High-yield savings accounts are also subject to Regulation D for withdrawals and transfers. Because these types of accounts are not checking accounts and are not designed to be everyday transactional accounts, they don’t allow you to write checks and typically do not come with a debit card.
As mentioned, even though you’re allowed to make withdrawals and conduct certain transactions with both types of accounts, there may be associated fees for doing so.
So, is a Money Market Account or a High-Yield Savings Account Right for You?
Deciding which, if any, of these higher-interest-bearing accounts is right for you depends on a number of factors, including but not limited to:
1. Which pays the highest interest rate?
If your primary objective is to earn as much interest as possible on your cash while keeping it safe, then your choice may come down to which type of account pays the higher interest rate.
2. Can you meet the minimum deposit and maintain it?
Let’s say a high-yield savings account pays a higher interest rate than a money market account but requires a $100,000 minimum deposit versus a $25,000 minimum deposit required for the money market. Well, if you don’t have $100,000 to invest, but do have $25,000, then the high-yield savings account isn’t really an option. Or perhaps you do have the money but don’t want to tie it all up in one account. If either of these is the case, then the money market account would make more sense for your needs. Just remember, even if you can meet the minimum initial deposit, you may need to maintain that minimum balance to keep the account open.
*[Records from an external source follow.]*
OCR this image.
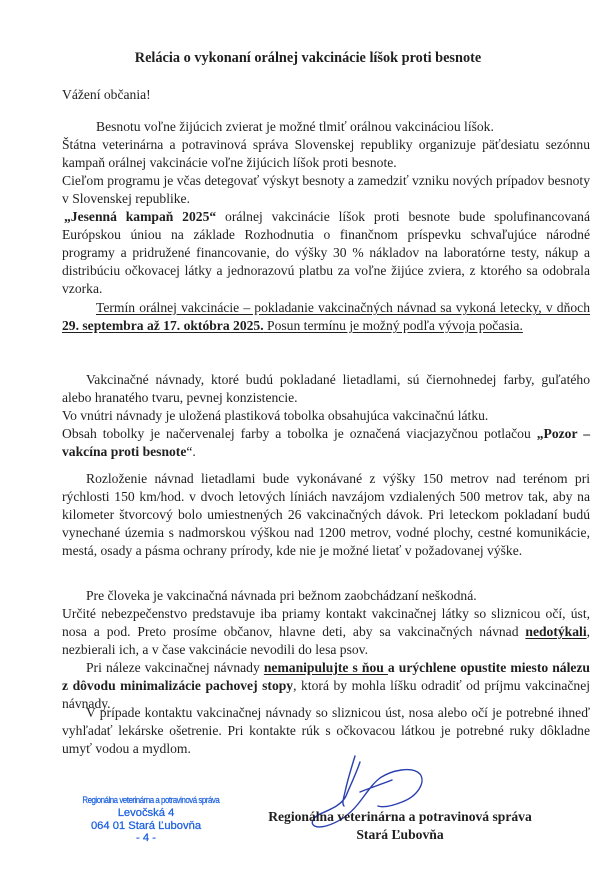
Relácia o vykonaní orálnej vakcinácie líšok proti besnote
Vážení občania!

Besnotu voľne žijúcich zvierat je možné tlmiť orálnou vakcináciou líšok.

Štátna veterinárna a potravinová správa Slovenskej republiky organizuje päťdesiatu sezónnu kampaň orálnej vakcinácie voľne žijúcich líšok proti besnote.

Cieľom programu je včas detegovať výskyt besnoty a zamedziť vzniku nových prípadov besnoty v Slovenskej republike.

„Jesenná kampaň 2025“ orálnej vakcinácie líšok proti besnote bude spolufinancovaná Európskou úniou na základe Rozhodnutia o finančnom príspevku schvaľujúce národné programy a pridružené financovanie, do výšky 30 % nákladov na laboratórne testy, nákup a distribúciu očkovacej látky a jednorazovú platbu za voľne žijúce zviera, z ktorého sa odobrala vzorka.

Termín orálnej vakcinácie – pokladanie vakcinačných návnad sa vykoná letecky, v dňoch 29. septembra až 17. októbra 2025. Posun termínu je možný podľa vývoja počasia.

Vakcinačné návnady, ktoré budú pokladané lietadlami, sú čiernohnedej farby, guľatého alebo hranatého tvaru, pevnej konzistencie.

Vo vnútri návnady je uložená plastiková tobolka obsahujúca vakcinačnú látku.

Obsah tobolky je načervenalej farby a tobolka je označená viacjazyčnou potlačou „Pozor – vakcína proti besnote“.

Rozloženie návnad lietadlami bude vykonávané z výšky 150 metrov nad terénom pri rýchlosti 150 km/hod. v dvoch letových líniách navzájom vzdialených 500 metrov tak, aby na kilometer štvorcový bolo umiestnených 26 vakcinačných dávok. Pri leteckom pokladaní budú vynechané územia s nadmorskou výškou nad 1200 metrov, vodné plochy, cestné komunikácie, mestá, osady a pásma ochrany prírody, kde nie je možné lietať v požadovanej výške.

Pre človeka je vakcinačná návnada pri bežnom zaobchádzaní neškodná.

Určité nebezpečenstvo predstavuje iba priamy kontakt vakcinačnej látky so sliznicou očí, úst, nosa a pod. Preto prosíme občanov, hlavne deti, aby sa vakcinačných návnad nedotýkali, nezbierali ich, a v čase vakcinácie nevodili do lesa psov.

Pri náleze vakcinačnej návnady nemanipulujte s ňou a urýchlene opustite miesto nálezu z dôvodu minimalizácie pachovej stopy, ktorá by mohla líšku odradiť od príjmu vakcinačnej návnady.

V prípade kontaktu vakcinačnej návnady so sliznicou úst, nosa alebo očí je potrebné ihneď vyhľadať lekárske ošetrenie. Pri kontakte rúk s očkovacou látkou je potrebné ruky dôkladne umyť vodou a mydlom.

Regionálna veterinárna a potravinová správa
Levočská 4
064 01 Stará Ľubovňa
- 4 -
Regionálna veterinárna a potravinová správa
Stará Ľubovňa
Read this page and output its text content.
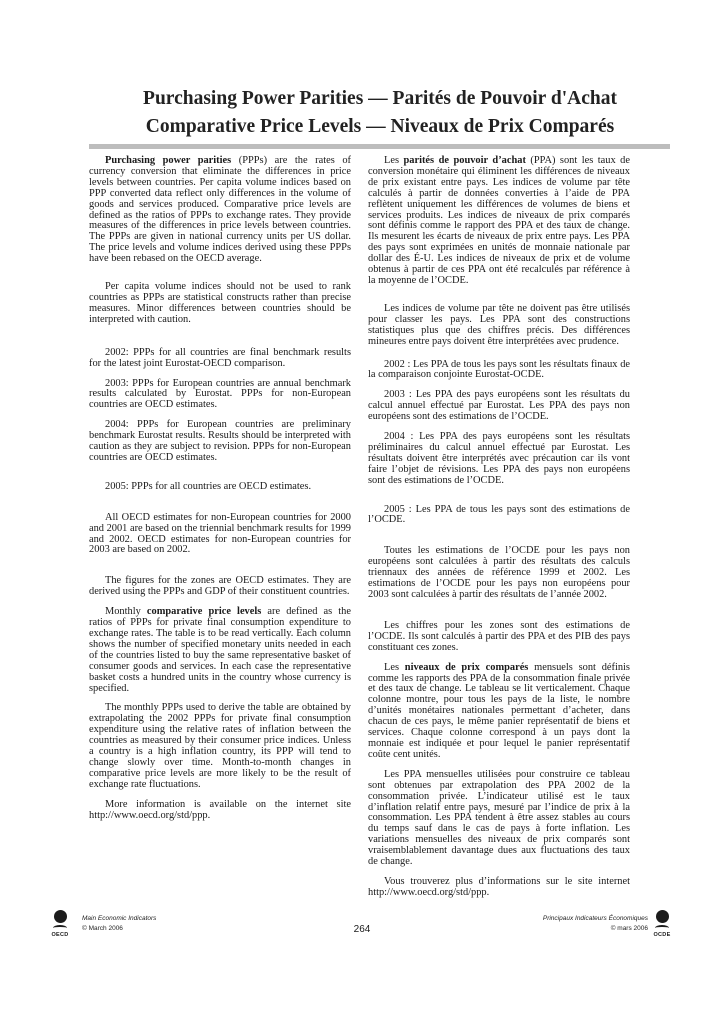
Purchasing Power Parities — Parités de Pouvoir d'Achat
Comparative Price Levels — Niveaux de Prix Comparés

Purchasing power parities (PPPs) are the rates of currency conversion that eliminate the differences in price levels between countries. Per capita volume indices based on PPP converted data reflect only differences in the volume of goods and services produced. Comparative price levels are defined as the ratios of PPPs to exchange rates. They provide measures of the differences in price levels between countries. The PPPs are given in national currency units per US dollar. The price levels and volume indices derived using these PPPs have been rebased on the OECD average.

Per capita volume indices should not be used to rank countries as PPPs are statistical constructs rather than precise measures. Minor differences between countries should be interpreted with caution.

2002: PPPs for all countries are final benchmark results for the latest joint Eurostat-OECD comparison.

2003: PPPs for European countries are annual benchmark results calculated by Eurostat. PPPs for non-European countries are OECD estimates.

2004: PPPs for European countries are preliminary benchmark Eurostat results. Results should be interpreted with caution as they are subject to revision. PPPs for non-European countries are OECD estimates.

2005: PPPs for all countries are OECD estimates.

All OECD estimates for non-European countries for 2000 and 2001 are based on the triennial benchmark results for 1999 and 2002. OECD estimates for non-European countries for 2003 are based on 2002.

The figures for the zones are OECD estimates. They are derived using the PPPs and GDP of their constituent countries.

Monthly comparative price levels are defined as the ratios of PPPs for private final consumption expenditure to exchange rates. The table is to be read vertically. Each column shows the number of specified monetary units needed in each of the countries listed to buy the same representative basket of consumer goods and services. In each case the representative basket costs a hundred units in the country whose currency is specified.

The monthly PPPs used to derive the table are obtained by extrapolating the 2002 PPPs for private final consumption expenditure using the relative rates of inflation between the countries as measured by their consumer price indices. Unless a country is a high inflation country, its PPP will tend to change slowly over time. Month-to-month changes in comparative price levels are more likely to be the result of exchange rate fluctuations.

More information is available on the internet site http://www.oecd.org/std/ppp.

Les parités de pouvoir d’achat (PPA) sont les taux de conversion monétaire qui éliminent les différences de niveaux de prix existant entre pays. Les indices de volume par tête calculés à partir de données converties à l’aide de PPA reflètent uniquement les différences de volumes de biens et services produits. Les indices de niveaux de prix comparés sont définis comme le rapport des PPA et des taux de change. Ils mesurent les écarts de niveaux de prix entre pays. Les PPA des pays sont exprimées en unités de monnaie nationale par dollar des É-U. Les indices de niveaux de prix et de volume obtenus à partir de ces PPA ont été recalculés par référence à la moyenne de l’OCDE.

Les indices de volume par tête ne doivent pas être utilisés pour classer les pays. Les PPA sont des constructions statistiques plus que des chiffres précis. Des différences mineures entre pays doivent être interprétées avec prudence.

2002 : Les PPA de tous les pays sont les résultats finaux de la comparaison conjointe Eurostat-OCDE.

2003 : Les PPA des pays européens sont les résultats du calcul annuel effectué par Eurostat. Les PPA des pays non européens sont des estimations de l’OCDE.

2004 : Les PPA des pays européens sont les résultats préliminaires du calcul annuel effectué par Eurostat. Les résultats doivent être interprétés avec précaution car ils vont faire l’objet de révisions. Les PPA des pays non européens sont des estimations de l’OCDE.

2005 : Les PPA de tous les pays sont des estimations de l’OCDE.

Toutes les estimations de l’OCDE pour les pays non européens sont calculées à partir des résultats des calculs triennaux des années de référence 1999 et 2002. Les estimations de l’OCDE pour les pays non européens pour 2003 sont calculées à partir des résultats de l’année 2002.

Les chiffres pour les zones sont des estimations de l’OCDE. Ils sont calculés à partir des PPA et des PIB des pays constituant ces zones.

Les niveaux de prix comparés mensuels sont définis comme les rapports des PPA de la consommation finale privée et des taux de change. Le tableau se lit verticalement. Chaque colonne montre, pour tous les pays de la liste, le nombre d’unités monétaires nationales permettant d’acheter, dans chacun de ces pays, le même panier représentatif de biens et services. Chaque colonne correspond à un pays dont la monnaie est indiquée et pour lequel le panier représentatif coûte cent unités.

Les PPA mensuelles utilisées pour construire ce tableau sont obtenues par extrapolation des PPA 2002 de la consommation privée. L’indicateur utilisé est le taux d’inflation relatif entre pays, mesuré par l’indice de prix à la consommation. Les PPA tendent à être assez stables au cours du temps sauf dans le cas de pays à forte inflation. Les variations mensuelles des niveaux de prix comparés sont vraisemblablement davantage dues aux fluctuations des taux de change.

Vous trouverez plus d’informations sur le site internet http://www.oecd.org/std/ppp.

OECD
Main Economic Indicators
© March 2006	264
Principaux Indicateurs Économiques
© mars 2006
OCDE
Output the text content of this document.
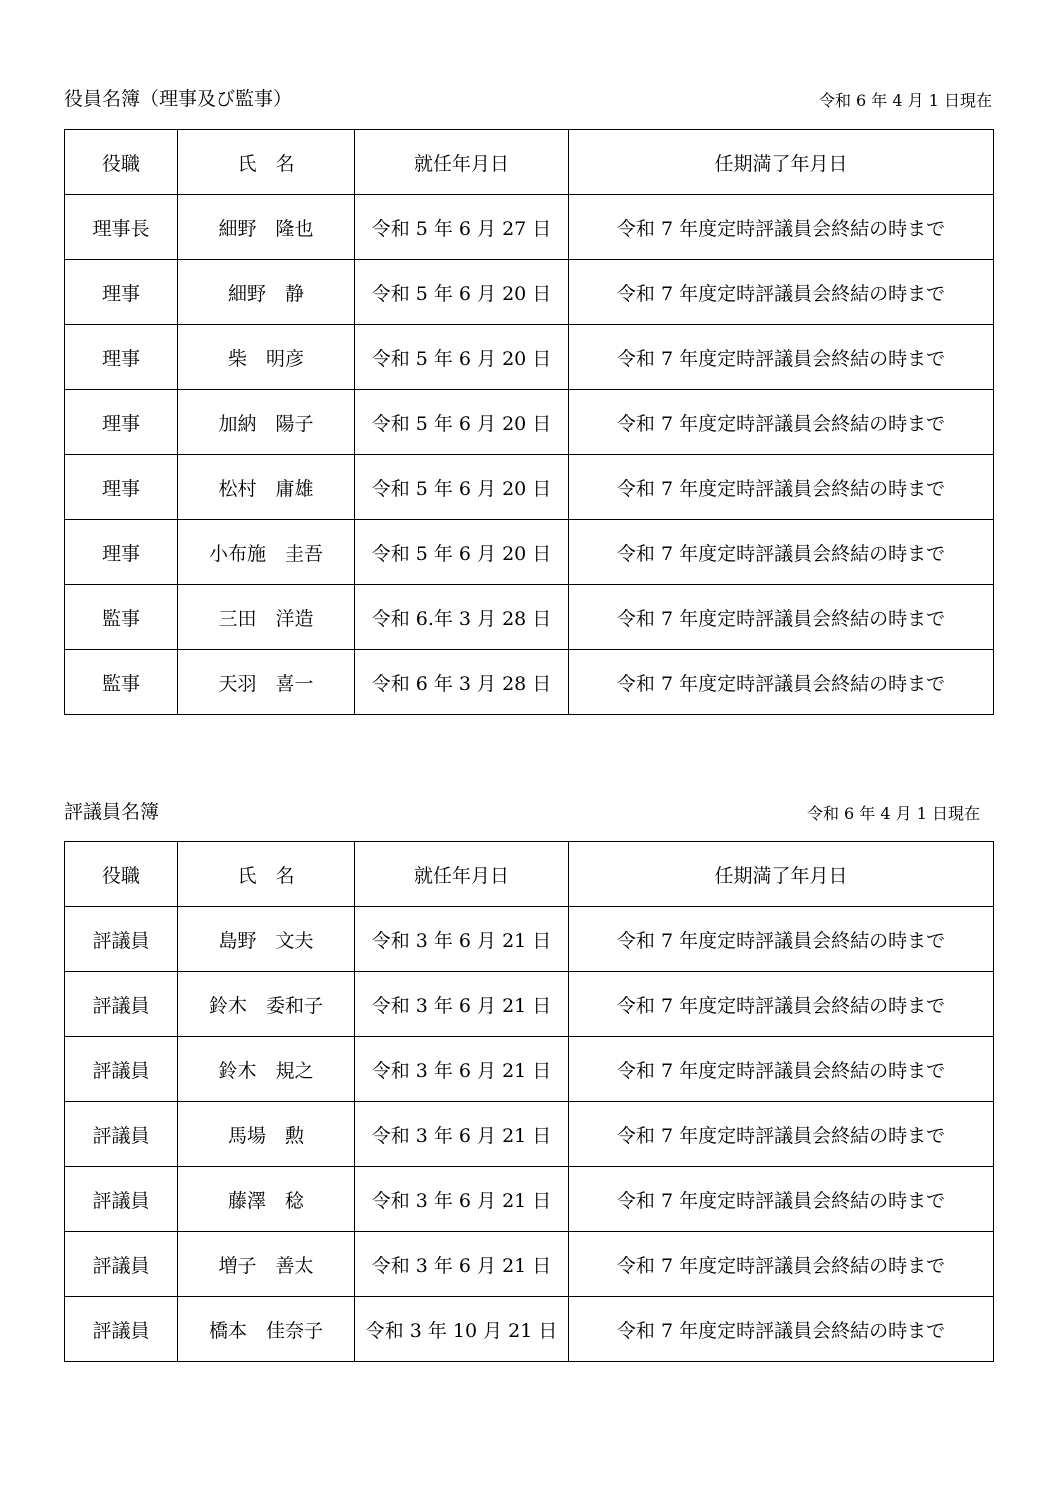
役員名簿（理事及び監事）	令和 6 年 4 月 1 日現在
役職	氏　名	就任年月日	任期満了年月日
理事長	細野　隆也	令和 5 年 6 月 27 日	令和 7 年度定時評議員会終結の時まで
理事	細野　静	令和 5 年 6 月 20 日	令和 7 年度定時評議員会終結の時まで
理事	柴　明彦	令和 5 年 6 月 20 日	令和 7 年度定時評議員会終結の時まで
理事	加納　陽子	令和 5 年 6 月 20 日	令和 7 年度定時評議員会終結の時まで
理事	松村　庸雄	令和 5 年 6 月 20 日	令和 7 年度定時評議員会終結の時まで
理事	小布施　圭吾	令和 5 年 6 月 20 日	令和 7 年度定時評議員会終結の時まで
監事	三田　洋造	令和 6.年 3 月 28 日	令和 7 年度定時評議員会終結の時まで
監事	天羽　喜一	令和 6 年 3 月 28 日	令和 7 年度定時評議員会終結の時まで
評議員名簿	令和 6 年 4 月 1 日現在
役職	氏　名	就任年月日	任期満了年月日
評議員	島野　文夫	令和 3 年 6 月 21 日	令和 7 年度定時評議員会終結の時まで
評議員	鈴木　委和子	令和 3 年 6 月 21 日	令和 7 年度定時評議員会終結の時まで
評議員	鈴木　規之	令和 3 年 6 月 21 日	令和 7 年度定時評議員会終結の時まで
評議員	馬場　勲	令和 3 年 6 月 21 日	令和 7 年度定時評議員会終結の時まで
評議員	藤澤　稔	令和 3 年 6 月 21 日	令和 7 年度定時評議員会終結の時まで
評議員	増子　善太	令和 3 年 6 月 21 日	令和 7 年度定時評議員会終結の時まで
評議員	橋本　佳奈子	令和 3 年 10 月 21 日	令和 7 年度定時評議員会終結の時まで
3. Do you want more access to your money, including the ability to write checks?
If you want the account to be more transactional, then a money market account may be a better choice for you. If you plan on leaving your money alone for the most part and letting it earn interest, then a high-yield savings account may make more sense. If you’re willing to leave it untouched for a designated time period, then a certificate of deposit may be an even better option.